Woman dies from flesh-eating bacteria
Woman dies after contracting flesh-eating bacteria from oysters 01:08

The shocking story of a Texas woman who died after contracting flesh-eating bacteria from eating raw oysters has some people worried about the safety of enjoying this popular food. Jeanette LeBlanc got sick in September after enjoying raw oysters from a local market while visiting family and friends in Louisiana.

"About 36 hours later she started having extreme respiratory distress, had a rash on her legs and everything," LeBlanc's wife,  Vicki Bergquist, told CBS affiliate KLFY-TV.

The couple's friend Karen Bowers says she and LeBlanc shucked and ate about two dozen raw oysters.

Doctors told Jeanette she had vibrio -- a potentially deadly bacterial infection. She developed severe wounds on her legs from the "flesh-eating" bacteria and her health rapidly declined. For the next 21 days she fought for her life.

"I can't even imagine going through that for 21 days, much less a day. Most people don't last," Bowers said. LeBlanc died on October 15, 2017.

What is vibrio?

According to the CDC, vibrio bacteria naturally live in certain coastal waters and are present in higher concentrations when water temperatures are warmer during the months between May and October.
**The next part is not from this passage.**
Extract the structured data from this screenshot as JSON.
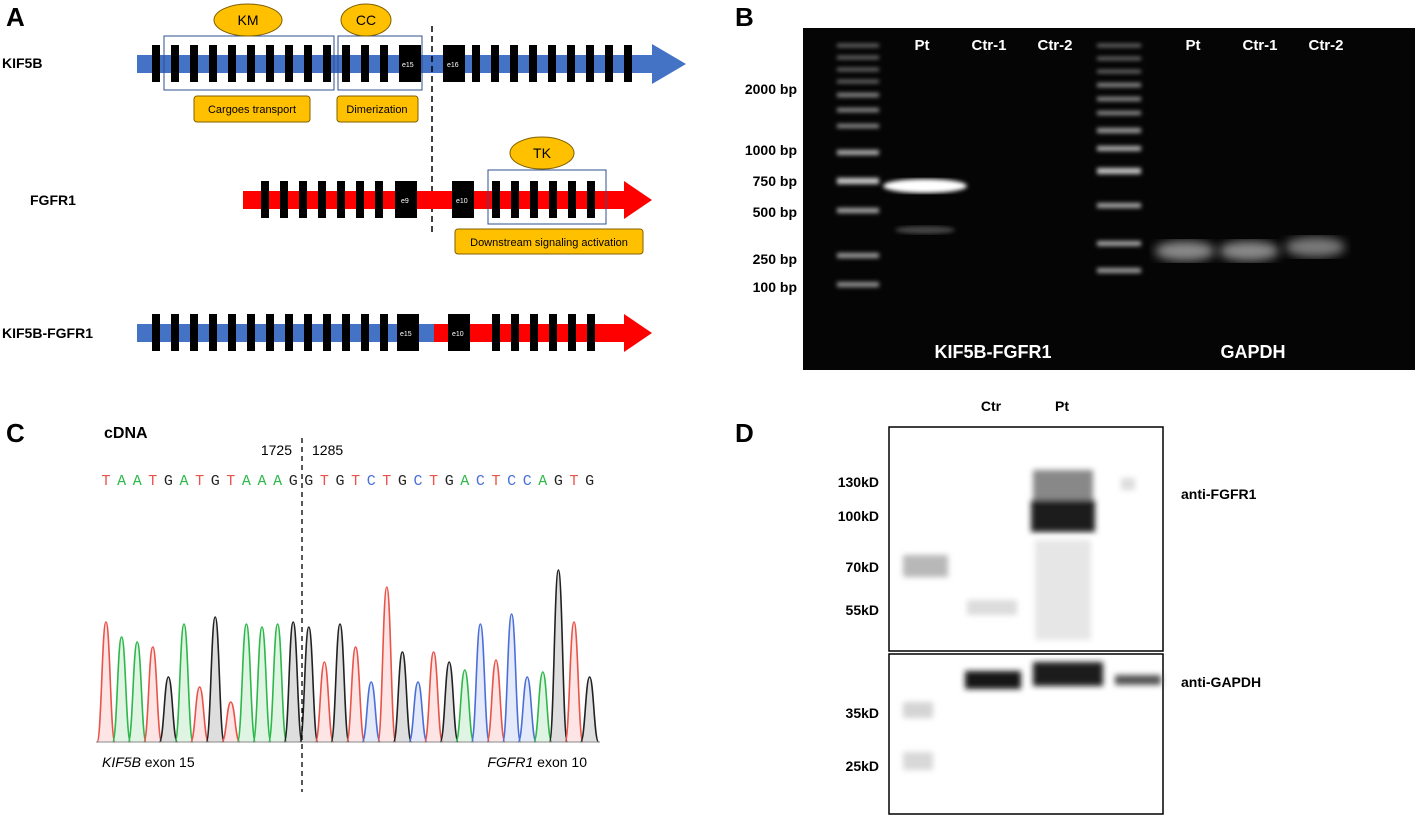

Symptoms of vibriosis (illness from vibrio bacteria) include watery diarrhea, often accompanied by abdominal cramping, nausea, vomiting, fever, and chills.

Most people become infected by eating raw or undercooked shellfish, particularly oysters.

Others can become infected if they have a cut or open wound that gets exposed to brackish water -- a mixture of fresh and sea water, often found where rivers meet the sea -- where the bacteria may be found.

Vibrio causes 80,000 illnesses each year in the United States, according to the CDC. About 52,000 of those cases involved contaminated food. Most people recover after a few days.

In severe cases, often involving the type known as Vibrio vulnificus, the bacteria can lead to bloodstream infections and blistering skin lesions, which may require limb amputations. The CDC says between 15 percent and 30 percent of such cases are fatal.

How dangerous are oysters?

So does this mean that everyone should swear off oysters? Not necessarily, experts say.

"Our Gulf Coast waters definitely can sustain the growth of this organism," Dr. Fred Lopez with the Department of Internal Medicine at the LSU School of Medicine, told CBS New Orleans affiliate WWL-TV.

Raw oysters can be contaminated with vibrio bacteria. iStockphoto

The bacteria gets into oysters' tissue since they feed by filtering water, and that bacteria could still be in raw or undercooked oysters you might eat.

Anyone can get sick from vibriosis, but it's rare.

"For most people, eating raw oysters carries only a risk of mild illness, but for others, the consequences can be dangerous and even deadly," explained Dr. Duc Vugia, chief of the Infectious Diseases Branch at the California Department of Public Health, on a CDC podcast in 2013.

People with underlying health conditions, including liver disease, diabetes, cancer, HIV or a weakened immune system, are at an increased risk of more serious illness from vibrio.

"If you get typical food poisoning with vomiting, nausea, diarrhea and you've had raw oysters, you ought to consider this infection," Dr. David Winter with Baylor Hospital in Dallas, told CBS Dallas Forth Worth after LeBlanc's death. "If you've got those symptoms, you need to get to the emergency room right away and get treated."

There's no easy way to tell the difference between a contaminated oyster and those that are not -- vibrio is not something you can see, smell or taste. 

So, to reduce your chance of getting vibriosis, experts recommend eating oysters cooked, not raw.

"Have them cooked. Have them fried, have them boiled," Lopez said. "You need to have high, sustained temperatures to kill the organism."